Address the accelerated-approval bargain head-on. The reviewer's structural question is unavoidable: the confirmatory study was the commitment, and it did not confirm — so why should these drugs convert to traditional approval. The submission that does not answer that question directly leaves the agency to answer it alone, and an agency answering it alone answers it toward the accelerated-approval framework's default remedies. The submission that proposes a defensible path — how the totality still supports clinical benefit, what additional evidence exists or is planned, and a benefit-risk argument specific to Duchenne's severity and unmet need — gives the agency something to weigh other than the binary.
Keep the clinical, statistical, and benefit-risk narratives telling one honest story. On a failed-confirmatory filing, the temptation to let the clinical overview lean optimistic while the statistics carry the miss is strongest, and the damage is greatest. A reviewer who finds the sections implying different conclusions about the same study stops trusting the submission entirely. Internal consistency is always discipline; here it is credibility itself. The submission also has to acknowledge the full agency history without becoming a document about the agency's inconsistency — the argument stays on the evidence.

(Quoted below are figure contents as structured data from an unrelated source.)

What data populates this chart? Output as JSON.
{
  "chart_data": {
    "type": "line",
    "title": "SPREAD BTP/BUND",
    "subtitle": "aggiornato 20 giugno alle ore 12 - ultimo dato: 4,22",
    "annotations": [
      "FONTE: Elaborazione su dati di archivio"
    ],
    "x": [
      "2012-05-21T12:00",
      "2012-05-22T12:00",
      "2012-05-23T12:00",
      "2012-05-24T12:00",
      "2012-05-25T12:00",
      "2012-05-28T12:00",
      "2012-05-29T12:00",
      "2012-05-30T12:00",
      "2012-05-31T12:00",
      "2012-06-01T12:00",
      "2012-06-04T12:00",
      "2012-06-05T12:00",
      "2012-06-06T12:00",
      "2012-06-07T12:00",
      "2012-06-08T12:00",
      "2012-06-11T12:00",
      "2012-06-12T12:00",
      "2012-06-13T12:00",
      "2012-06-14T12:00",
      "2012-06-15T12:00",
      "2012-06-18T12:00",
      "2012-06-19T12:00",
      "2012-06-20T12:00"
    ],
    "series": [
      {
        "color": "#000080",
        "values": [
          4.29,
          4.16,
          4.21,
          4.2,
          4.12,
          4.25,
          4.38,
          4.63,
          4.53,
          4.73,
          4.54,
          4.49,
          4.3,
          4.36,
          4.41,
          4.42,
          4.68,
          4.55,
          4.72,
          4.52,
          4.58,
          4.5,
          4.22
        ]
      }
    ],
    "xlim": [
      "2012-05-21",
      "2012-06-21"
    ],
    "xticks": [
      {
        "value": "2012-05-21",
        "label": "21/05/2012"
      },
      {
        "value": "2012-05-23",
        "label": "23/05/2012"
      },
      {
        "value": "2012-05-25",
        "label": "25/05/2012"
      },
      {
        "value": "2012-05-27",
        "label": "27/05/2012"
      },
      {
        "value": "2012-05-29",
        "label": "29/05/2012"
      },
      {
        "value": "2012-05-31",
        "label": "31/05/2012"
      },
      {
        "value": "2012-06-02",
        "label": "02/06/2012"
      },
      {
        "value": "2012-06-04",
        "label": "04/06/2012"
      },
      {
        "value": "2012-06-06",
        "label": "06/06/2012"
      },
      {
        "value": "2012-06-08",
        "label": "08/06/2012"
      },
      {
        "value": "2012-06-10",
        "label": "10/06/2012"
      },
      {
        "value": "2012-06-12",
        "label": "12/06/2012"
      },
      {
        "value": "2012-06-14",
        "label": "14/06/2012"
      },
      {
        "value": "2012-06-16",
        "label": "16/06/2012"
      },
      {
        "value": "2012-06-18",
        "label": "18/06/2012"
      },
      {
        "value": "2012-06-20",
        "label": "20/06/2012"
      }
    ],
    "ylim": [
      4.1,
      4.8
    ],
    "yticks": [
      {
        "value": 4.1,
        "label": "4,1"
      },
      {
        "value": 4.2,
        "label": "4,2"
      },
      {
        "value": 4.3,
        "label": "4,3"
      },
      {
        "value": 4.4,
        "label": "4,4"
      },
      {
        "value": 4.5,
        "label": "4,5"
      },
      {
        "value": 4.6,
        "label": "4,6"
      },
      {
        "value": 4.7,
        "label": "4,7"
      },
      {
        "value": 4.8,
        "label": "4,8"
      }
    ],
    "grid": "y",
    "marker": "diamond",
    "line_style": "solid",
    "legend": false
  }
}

The Disease Context Is Part of the Writing
Duchenne is a severe, progressive, fatal disease with limited options — and that context is legitimately part of the benefit-risk argument, not an appeal to sympathy. The writing organisation's task is to make the unmet-need and disease-severity case rigorously, as a factor the regulatory framework explicitly permits weighing, rather than as an emotional counterweight to a data problem. Done well, it is a defensible element of a benefit-risk narrative. Done poorly, it reads as an attempt to substitute urgency for evidence — and a reviewer reads the difference immediately.
The Wider Pattern
Failed confirmatory trials on accelerated-approval drugs are becoming more visible as the first large cohort of accelerated approvals reaches its verification milestones. Each one poses the same question: can the sponsor explain, honestly, why the totality still supports clinical benefit when the confirming study missed — or does the file collapse into either denial or capitulation. The sponsors that handle it are the ones whose writing organisations can hold candor and advocacy in the same document, building the totality-of-evidence case without pretending the confirmatory result away.
The Confirmatory Failure Is the News. The Writing Problem Is What the Submission Does Next.
The confirmatory failure is the news. The writing problem is what the submission does next.
Sarepta cannot write around ESSENCE. The missed primary endpoint is the central fact of the file.
The only credible route is to write through it: state the miss plainly, explain the COVID-disruption argument if used, connect the dystrophin-surrogate rationale to functional trends and real-world evidence, characterize safety, and propose a defensible benefit-risk position.
A failed confirmatory trial does not leave much room for rhetoric.
It leaves room only for disciplined totality-of-evidence writing.